The headline was certainly eye-catching: "When the Guy Making Your Sandwich Has a Noncompete Clause." Most people think of noncompete clauses in employment agreements involving highly paid executives, project designers, engineers, and trained sales staff. But do noncompete clauses apply to nonprofessionals?

Yes it is true. Workers at Jimmy John's are required to agree not to work for any business which derives more than 10 percent of its revenue from selling, which include sandwiches. The restriction is for two years after leaving employment and covers a three-mile radius of any Jimmy John's location. In each of 44 states, this translates to a 6,000 square mile blackout.

While noncompete clauses may be becoming more common, the question remains-are they enforceable? Consider the 2012 decision by Connecticut Superior Court, Creative Dimensions, Inc. v. Laberge.

The facts of the case

In this case, as a part of an agreement to sell their company, the defendants agreed "for a period of eighteen (18) months following the termination of ... employment for any reason, ...will not engage in any activity that is or is intended to be, directly or indirectly competitive with those aspects of the Company business[.]" CDI was in the business of providing goods and services in the areas of signs, portable exhibits, custom exhibits, and trade show services. Another company, ABC Signs, was a direct competitor with CDI in the sign business and ultimately hired the defendants with the idea to expand into the portable sign and custom exhibits market. CDI, seeking to prevent ABC from competing in this area of their business, sought to enforce the noncompete agreement.

The law as it applies

In deciding whether the agreement was in fact enforceable, the court laid out the general premise that agreements prohibiting competition are only valid to the extent they protect legitimate business interests; and to the extent that they do not place an unreasonably restraint upon the employee's ability to engage in an occupation or profession. The Connecticut Supreme Court has identified five factors to consider when deciding when a noncompete agreement is enforceable: (1) the length of time of the restriction; (2) the geographical area covered; (3) the fairness of the protection accorded to the employer; (4) the extent of the restraint on the employees opportunity to pursue an occupation; and (5) the extent of interference with the public's interest.
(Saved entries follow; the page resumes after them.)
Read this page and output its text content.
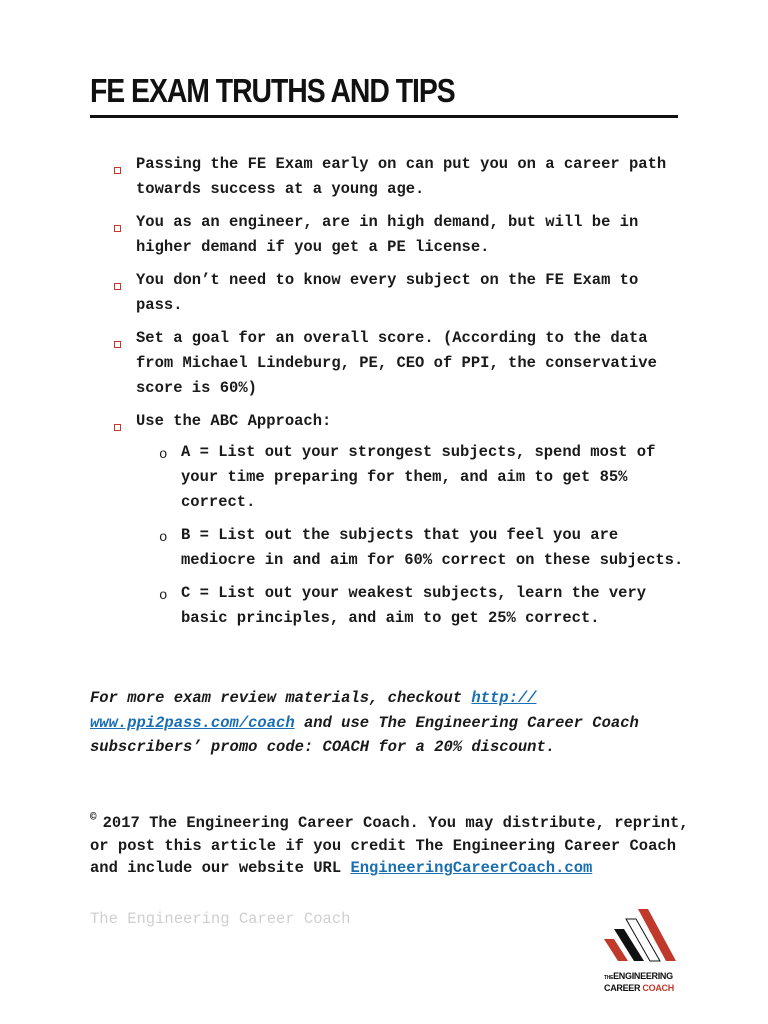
FE EXAM TRUTHS AND TIPS
Passing the FE Exam early on can put you on a career path towards success at a young age.
You as an engineer, are in high demand, but will be in higher demand if you get a PE license.
You don’t need to know every subject on the FE Exam to pass.
Set a goal for an overall score. (According to the data from Michael Lindeburg, PE, CEO of PPI, the conservative score is 60%)
Use the ABC Approach:
o A = List out your strongest subjects, spend most of your time preparing for them, and aim to get 85% correct.
o B = List out the subjects that you feel you are mediocre in and aim for 60% correct on these subjects.
o C = List out your weakest subjects, learn the very basic principles, and aim to get 25% correct.

For more exam review materials, checkout http://​www.ppi2pass.com/coach and use The Engineering Career Coach subscribers’ promo code: COACH for a 20% discount.

© 2017 The Engineering Career Coach. You may distribute, reprint, or post this article if you credit The Engineering Career Coach and include our website URL EngineeringCareerCoach.com

The Engineering Career Coach
THEENGINEERING
CAREER COACH
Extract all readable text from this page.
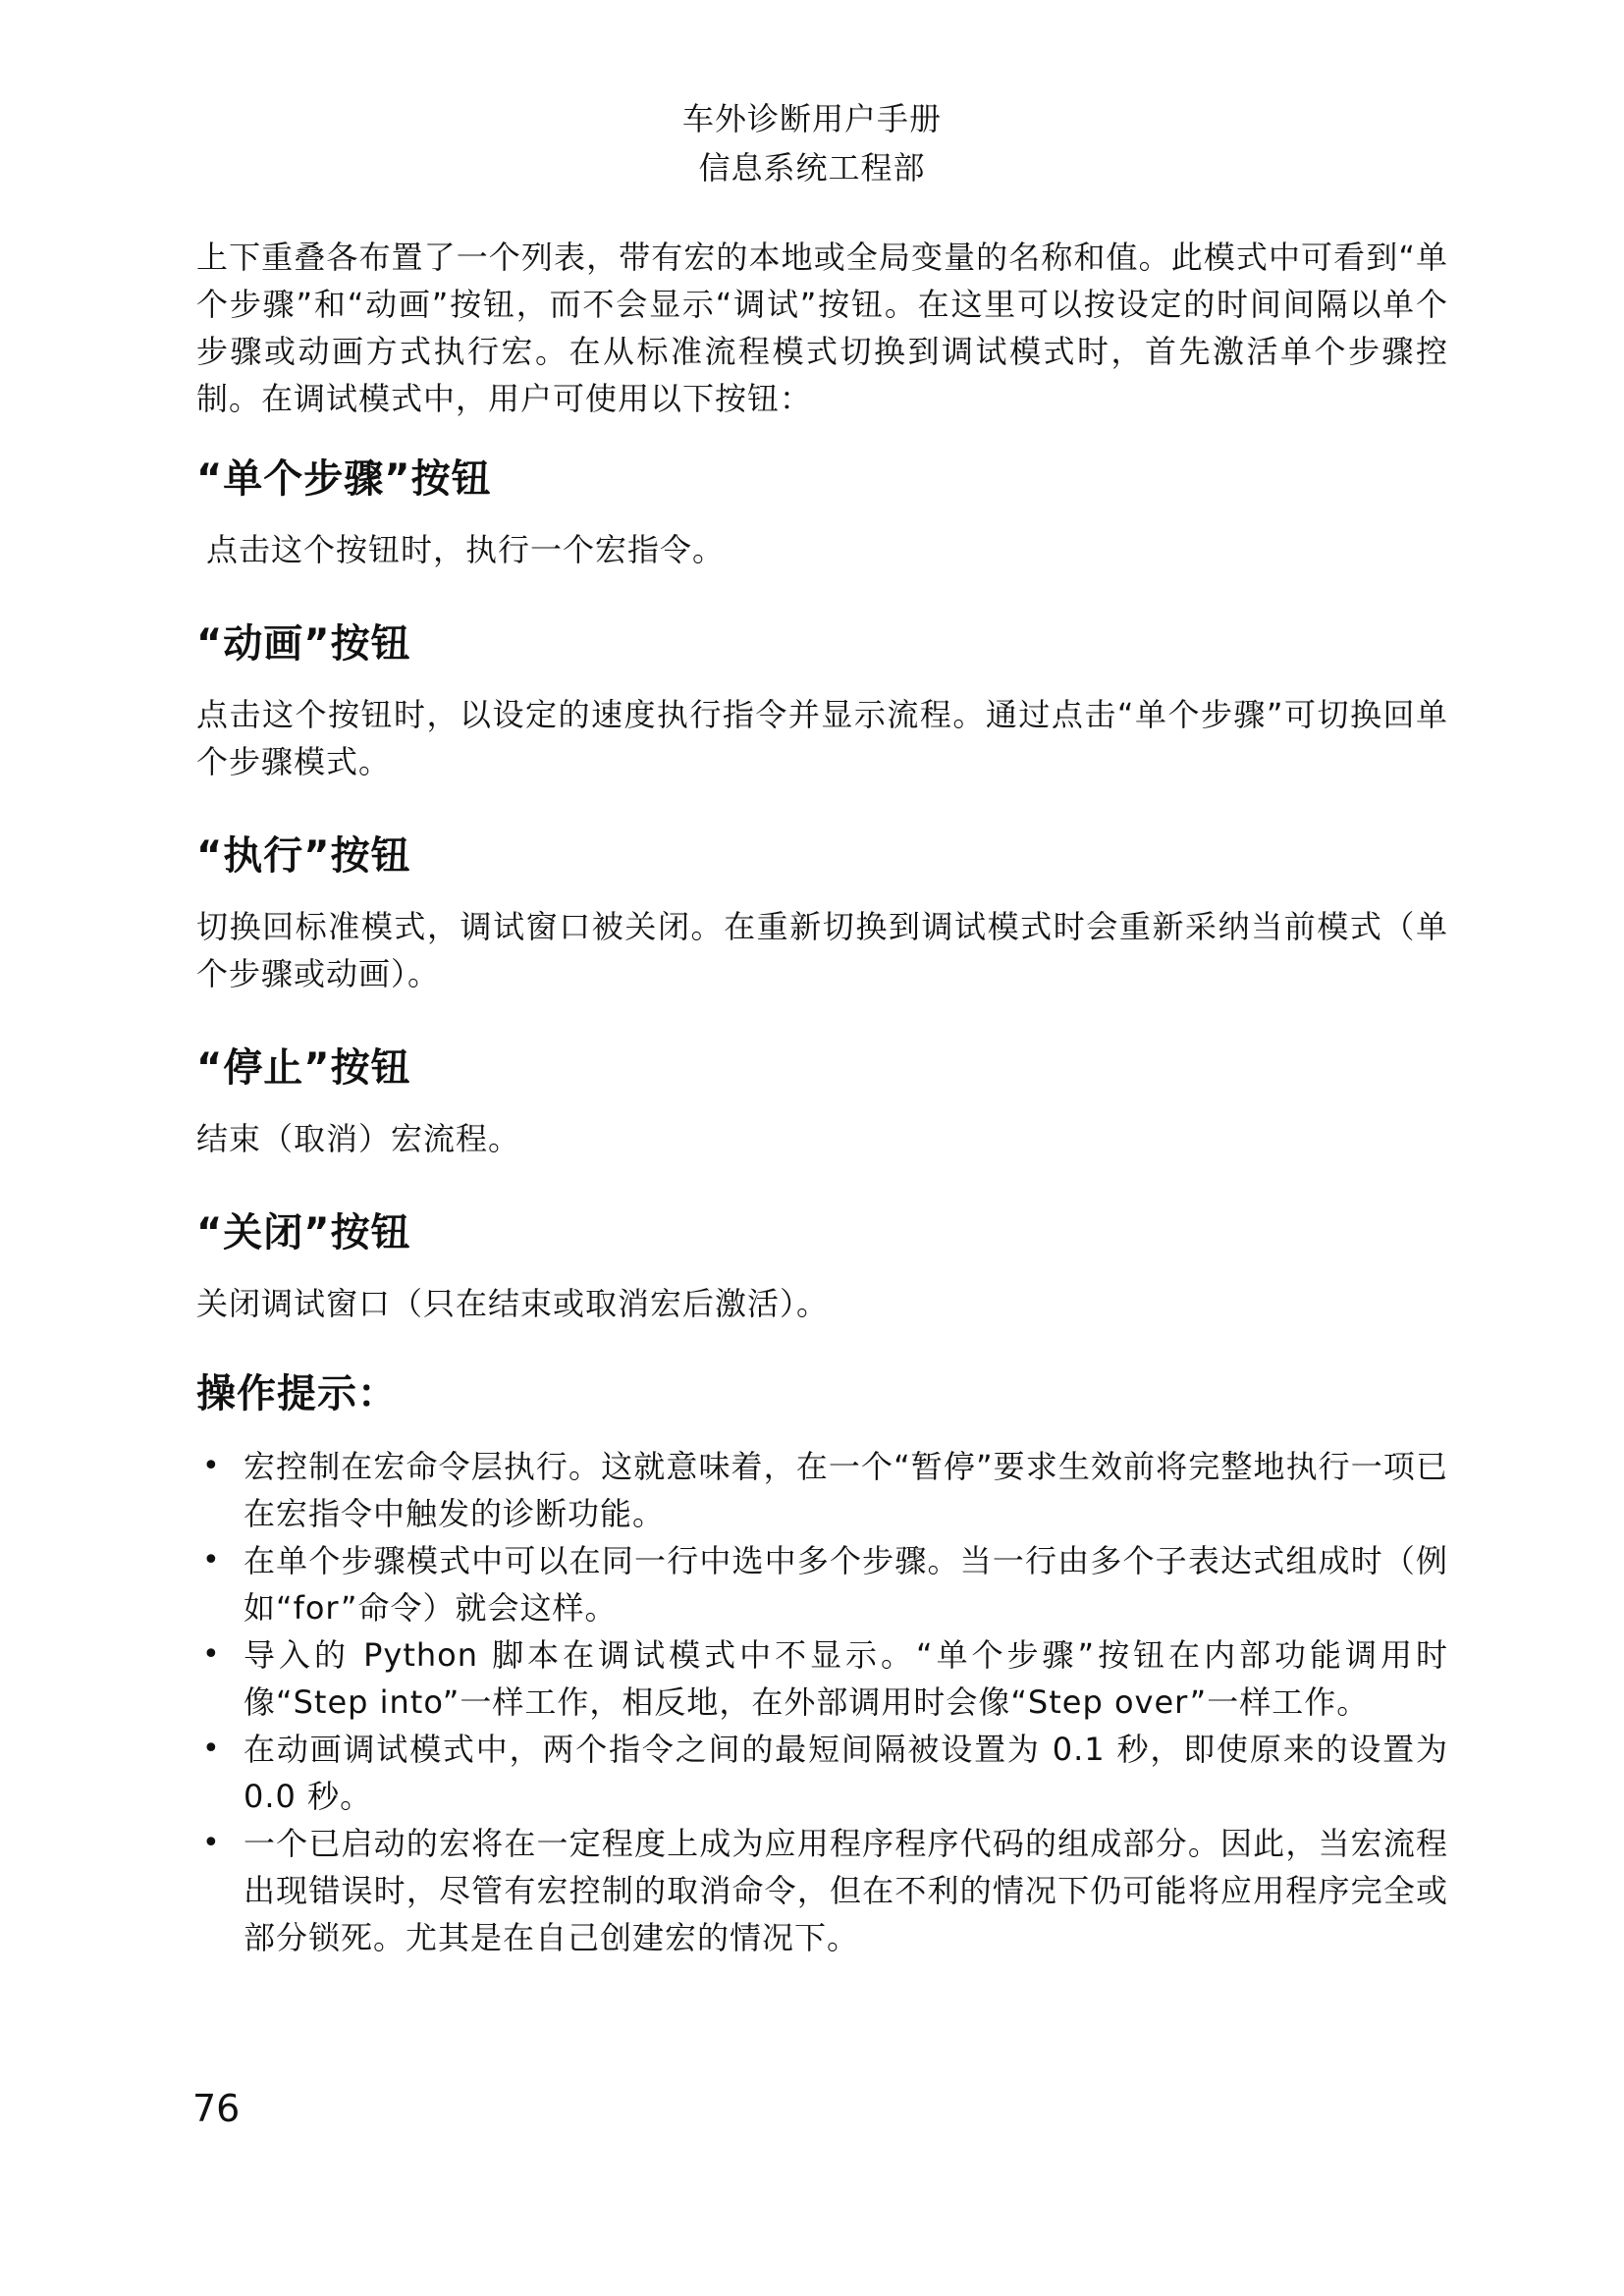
车外诊断用户手册
信息系统工程部

上下重叠各布置了一个列表，带有宏的本地或全局变量的名称和值。此模式中可看到“单个步骤”和“动画”按钮，而不会显示“调试”按钮。在这里可以按设定的时间间隔以单个步骤或动画方式执行宏。在从标准流程模式切换到调试模式时，首先激活单个步骤控制。在调试模式中，用户可使用以下按钮：

“单个步骤”按钮

点击这个按钮时，执行一个宏指令。

“动画”按钮

点击这个按钮时，以设定的速度执行指令并显示流程。通过点击“单个步骤”可切换回单个步骤模式。

“执行”按钮

切换回标准模式，调试窗口被关闭。在重新切换到调试模式时会重新采纳当前模式（单个步骤或动画）。

“停止”按钮

结束（取消）宏流程。

“关闭”按钮

关闭调试窗口（只在结束或取消宏后激活）。

操作提示：
• 宏控制在宏命令层执行。这就意味着，在一个“暂停”要求生效前将完整地执行一项已在宏指令中触发的诊断功能。
• 在单个步骤模式中可以在同一行中选中多个步骤。当一行由多个子表达式组成时（例如“for”命令）就会这样。
• 导入的 Python 脚本在调试模式中不显示。“单个步骤”按钮在内部功能调用时像“Step into”一样工作，相反地，在外部调用时会像“Step over”一样工作。
• 在动画调试模式中，两个指令之间的最短间隔被设置为 0.1 秒，即使原来的设置为 0.0 秒。
• 一个已启动的宏将在一定程度上成为应用程序程序代码的组成部分。因此，当宏流程出现错误时，尽管有宏控制的取消命令，但在不利的情况下仍可能将应用程序完全或部分锁死。尤其是在自己创建宏的情况下。
76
The court found that the CDI agreement was improper when considering the third and fourth factors. CDI did not require similar agreements with other employees even though in the past a number of employees have jumped ship and gone to work for competitors. With regard to the test for reasonableness, the court found the agreement overly broad; the test was not whether the defendants would be able to make a living in other ways, or in other occupations, but whether or not the agreement as written and applied would unfairly prevent their "opportunity" to pursue their occupation. The court found it did for no other reason than to stifle competition.

Seeking experienced legal representation

As the court noted, the facts relating to the specific sign industry were critical to the court's determination, and underscores the need for experienced legal counsel in both drafting noncompete agreements and efforts to enforce them.